В этом смысле CLAP заставил меня вспомнить известный «Нет манифест» (1965) Ивонн Райнер. Одна из основательниц театра «Джадсон Черч» (авангардного танцевального коллектива в Гринвич-Виллидж) в 1960-е Ивонн Райнер – постмодернистский хореограф, которая отказалась от перегруженности и театральности предшествующего ей канона современного танца (яркой представительницей которого, например, была Марта Грэм), и выступала за то, чтобы очистить танец до основных, важнейших элементов, включив в него движения из повседневной жизни. В своем «Нет манифесте» она пишет:

«Нет зрелищу.
Нет виртуозности.
Нет перевоплощению, и магии, и притворству.
Нет гламуру и превосходству образа звезды.
Нет героическому.
Нет анти-героическому.
Нет трэшовой образности.
Нет вовлечению исполнителя или зрителя.
Нет стилю.
Нет кэмпу.
Нет соблазнению зрителя уловками исполнителя.
Нет эксцентричности.
Нет трогающему и восторгающемуся.»  [ 8 ] 8. Y. Rainer. No Manifesto, 1965 (URL: https://www.moma.org/learn/moma_learning/yvonne-rainer-trio-a-1978/).
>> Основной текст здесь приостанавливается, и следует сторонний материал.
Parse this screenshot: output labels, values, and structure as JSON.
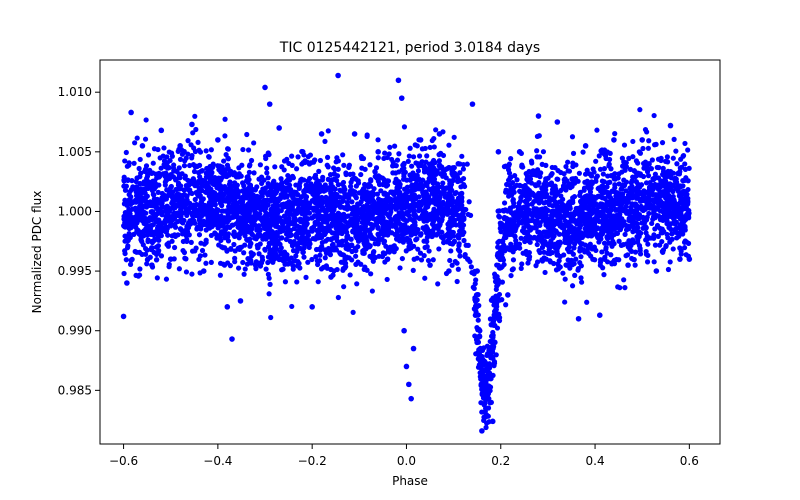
{
  "chart_data": {
    "type": "scatter",
    "title": "TIC 0125442121, period 3.0184 days",
    "xlabel": "Phase",
    "ylabel": "Normalized PDC flux",
    "xlim": [
      -0.65,
      0.665
    ],
    "ylim": [
      0.9805,
      1.0127
    ],
    "x_ticks": [
      -0.6,
      -0.4,
      -0.2,
      0.0,
      0.2,
      0.4,
      0.6
    ],
    "x_tick_labels": [
      "−0.6",
      "−0.4",
      "−0.2",
      "0.0",
      "0.2",
      "0.4",
      "0.6"
    ],
    "y_ticks": [
      0.985,
      0.99,
      0.995,
      1.0,
      1.005,
      1.01
    ],
    "y_tick_labels": [
      "0.985",
      "0.990",
      "0.995",
      "1.000",
      "1.005",
      "1.010"
    ],
    "grid": false,
    "series": [
      {
        "name": "PDC flux",
        "color": "#0000ff",
        "marker": "circle",
        "description_points": [
          {
            "x": -0.6,
            "y": 0.9912
          },
          {
            "x": -0.584,
            "y": 1.0083
          },
          {
            "x": -0.593,
            "y": 0.994
          },
          {
            "x": -0.56,
            "y": 1.0055
          },
          {
            "x": -0.54,
            "y": 0.9955
          },
          {
            "x": -0.52,
            "y": 1.0068
          },
          {
            "x": -0.5,
            "y": 0.996
          },
          {
            "x": -0.48,
            "y": 1.0055
          },
          {
            "x": -0.455,
            "y": 1.0073
          },
          {
            "x": -0.43,
            "y": 0.995
          },
          {
            "x": -0.4,
            "y": 1.006
          },
          {
            "x": -0.38,
            "y": 0.992
          },
          {
            "x": -0.37,
            "y": 0.9893
          },
          {
            "x": -0.352,
            "y": 0.9925
          },
          {
            "x": -0.32,
            "y": 0.9955
          },
          {
            "x": -0.3,
            "y": 1.0104
          },
          {
            "x": -0.29,
            "y": 1.009
          },
          {
            "x": -0.27,
            "y": 1.007
          },
          {
            "x": -0.25,
            "y": 0.996
          },
          {
            "x": -0.22,
            "y": 1.005
          },
          {
            "x": -0.2,
            "y": 0.992
          },
          {
            "x": -0.18,
            "y": 1.0065
          },
          {
            "x": -0.16,
            "y": 0.9945
          },
          {
            "x": -0.145,
            "y": 1.0114
          },
          {
            "x": -0.13,
            "y": 0.996
          },
          {
            "x": -0.11,
            "y": 1.0065
          },
          {
            "x": -0.09,
            "y": 0.9965
          },
          {
            "x": -0.06,
            "y": 1.005
          },
          {
            "x": -0.04,
            "y": 0.996
          },
          {
            "x": -0.03,
            "y": 0.997
          },
          {
            "x": -0.017,
            "y": 1.011
          },
          {
            "x": -0.01,
            "y": 1.0095
          },
          {
            "x": -0.005,
            "y": 0.99
          },
          {
            "x": 0.0,
            "y": 0.987
          },
          {
            "x": 0.005,
            "y": 0.9855
          },
          {
            "x": 0.01,
            "y": 0.9843
          },
          {
            "x": 0.015,
            "y": 0.9885
          },
          {
            "x": 0.03,
            "y": 1.006
          },
          {
            "x": 0.05,
            "y": 0.9955
          },
          {
            "x": 0.07,
            "y": 1.0065
          },
          {
            "x": 0.09,
            "y": 0.995
          },
          {
            "x": 0.11,
            "y": 1.004
          },
          {
            "x": 0.13,
            "y": 0.996
          },
          {
            "x": 0.14,
            "y": 1.009
          },
          {
            "x": 0.15,
            "y": 0.995
          },
          {
            "x": 0.155,
            "y": 0.9895
          },
          {
            "x": 0.16,
            "y": 0.986
          },
          {
            "x": 0.165,
            "y": 0.9838
          },
          {
            "x": 0.17,
            "y": 0.985
          },
          {
            "x": 0.175,
            "y": 0.987
          },
          {
            "x": 0.18,
            "y": 0.9905
          },
          {
            "x": 0.16,
            "y": 0.9816
          },
          {
            "x": 0.183,
            "y": 0.9824
          },
          {
            "x": 0.195,
            "y": 1.005
          },
          {
            "x": 0.215,
            "y": 0.993
          },
          {
            "x": 0.24,
            "y": 1.005
          },
          {
            "x": 0.26,
            "y": 0.996
          },
          {
            "x": 0.28,
            "y": 1.008
          },
          {
            "x": 0.3,
            "y": 0.9965
          },
          {
            "x": 0.32,
            "y": 1.0075
          },
          {
            "x": 0.34,
            "y": 0.9955
          },
          {
            "x": 0.365,
            "y": 0.991
          },
          {
            "x": 0.38,
            "y": 1.0055
          },
          {
            "x": 0.41,
            "y": 0.9913
          },
          {
            "x": 0.42,
            "y": 0.996
          },
          {
            "x": 0.44,
            "y": 1.006
          },
          {
            "x": 0.47,
            "y": 0.9955
          },
          {
            "x": 0.5,
            "y": 1.006
          },
          {
            "x": 0.53,
            "y": 0.995
          },
          {
            "x": 0.56,
            "y": 1.0072
          },
          {
            "x": 0.58,
            "y": 0.996
          },
          {
            "x": 0.6,
            "y": 0.996
          }
        ]
      }
    ]
  }
}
Хотя CLAP и не танцевальный перформанс, но он подталкивает к сравнениям с «Нет манифестом», потому что, подобно манифесту Ивонн Райнер, CLAP провозглашает «Нет зрелищу», «Нет виртуозности», «Нет перевоплощению, и магии, и притворству», «Нет гламуру и превосходству образа звезды», «Нет героическому», «Нет анти-героическому», «Нет соблазнению зрителя уловками исполнителя». В своем манифесте Райнер отрицает все обычные внешние атрибуты или средства, при помощи которых представление может «соблазнить» свою публику. В том же ключе CLAP не пытается показать «виртуозные» умения, не обрушивается на нас всей своей зрелищностью, не пытается сделать «звезд» из исполнителей, не впадает в притворство и фантазии. По сути, в самом начале представления рассказчик ломает «четвертую стену», напрямую обращаясь к аудитории и прося нас вспомнить, как мы хлопали в первый раз. Его пролог готовит нас к тому, чтобы понять, что перформанс будет построен не на иллюзии, мимикрии или драматическом правдоподобии, сходстве с реальностью (в том смысле, что актеры не станут пытаться убеждать публику, что вымышленные события, происходящие на сцене, являются «реальными»). Вместо этого мы должны будем воспринимать то, что произойдет на сцене, во всей буквальной актуальности (то есть человек, хлопающий на сцене, не будет «актером, хлопающим внутри придуманной истории на сцене в вымышленном нарративе»), а будет, не больше и не меньше, просто «реальным человеком, хлопающим на сцене». В этом смысле мы можем истолковать CLAP как «перформативный реди-мейд» (термин, придуманный самим коллективом Objective Spectacle). В том смысле, в каком реди-мейды Дюшана были задуманы как объекты, неотличимые от повседневных, привычных предметов, хлопание в рамках CLAP неотличимо от того, как люди хлопают в повседневном контексте, и не несет в себе практически никаких украшательств внешней перформативной театральности.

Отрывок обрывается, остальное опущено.